Rohit Havaldar

Personal information
- Full name: Rohit Havaldar
- National team: India
- Born: 26 August 1989 (age 37) Kolhapur, Maharashtra, India
- Height: 1.80 m (5 ft 11 in)
- Weight: 74 kg (163 lb)

Sport
- Sport: Swimming
- Strokes: Backstroke, freestyle
- Club: Dolphin swim club, Bangalore
- College team: Jain University, Bangalore
- Coach: Nihar Ameen

Medal record
Men's swimming
Representing India
South Asian Games
| Gold medal – first place | 2006 Colombo | 4×100 m freestyle relay |
| Gold medal – first place | 2006 Colombo | 4×200 m freestyle relay |
| Silver medal – second place | 2006 Colombo | 400 m freestyle |
| Silver medal – second place | 2006 Colombo | 1500 m freestyle |
| Bronze medal – third place | 2006 Colombo | 200 m backstroke |
| Bronze medal – third place | 2010 Dhaka | 50 m backstroke |

= Rohit Havaldar =

Indian swimmer

 Rohit Rajendra Havaldar (born in Kolhapur, Maharashtra, India) is an Indian swimmer.
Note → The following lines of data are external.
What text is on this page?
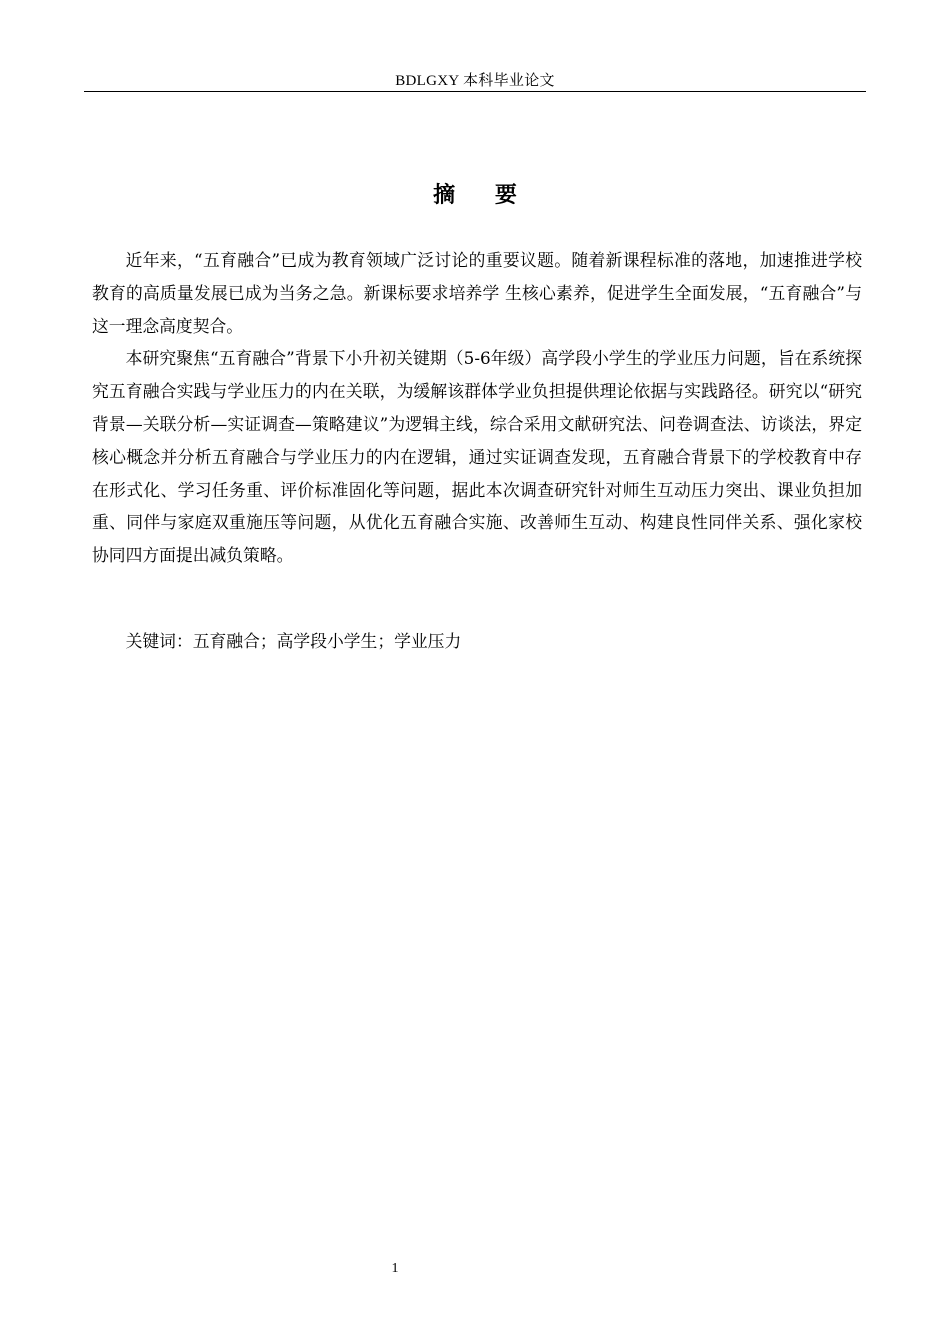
BDLGXY 本科毕业论文
摘 要

近年来，“五育融合”已成为教育领域广泛讨论的重要议题。随着新课程标准的落地，加速推进学校教育的高质量发展已成为当务之急。新课标要求培养学 生核心素养，促进学生全面发展，“五育融合”与这一理念高度契合。

本研究聚焦“五育融合”背景下小升初关键期（5-6年级）高学段小学生的学业压力问题，旨在系统探究五育融合实践与学业压力的内在关联，为缓解该群体学业负担提供理论依据与实践路径。研究以“研究背景—关联分析—实证调查—策略建议”为逻辑主线，综合采用文献研究法、问卷调查法、访谈法，界定核心概念并分析五育融合与学业压力的内在逻辑，通过实证调查发现，五育融合背景下的学校教育中存在形式化、学习任务重、评价标准固化等问题，据此本次调查研究针对师生互动压力突出、课业负担加重、同伴与家庭双重施压等问题，从优化五育融合实施、改善师生互动、构建良性同伴关系、强化家校协同四方面提出减负策略。

关键词：五育融合；高学段小学生；学业压力

1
Rohit Havaldar has achieved many swimming records and has won many medals both at the nationals and state competitions. He competed in Telstra grand prix Olympic trials in July. He created history in 2010 when he won a medal for India in swimming at the South Asian games 2010.

Rohit was awarded Maharashtra government's most prestigious "Shiv Chhatrapati Award" in 2015 by the then Chief Minister, Devendra Fadnavis and Sports Minister, Vinod Tawde.

He was also awarded Karnataka government's most prestigious "Ekalavya Award" in 2006 by the then Governor of Karnataka, Late. Hansraj Bharadwaj and Sports Minister Shri. Gulihatty Shekhar.

==Early life==
Havaldar was born in Kolhapur in Maharashtra, India to Rajendra Havaldar (father) and Anuradha Havaldar (mother). He received his education at Jain University, Bangalore. At a very young age, he has shown the signs of fulfilling his energy.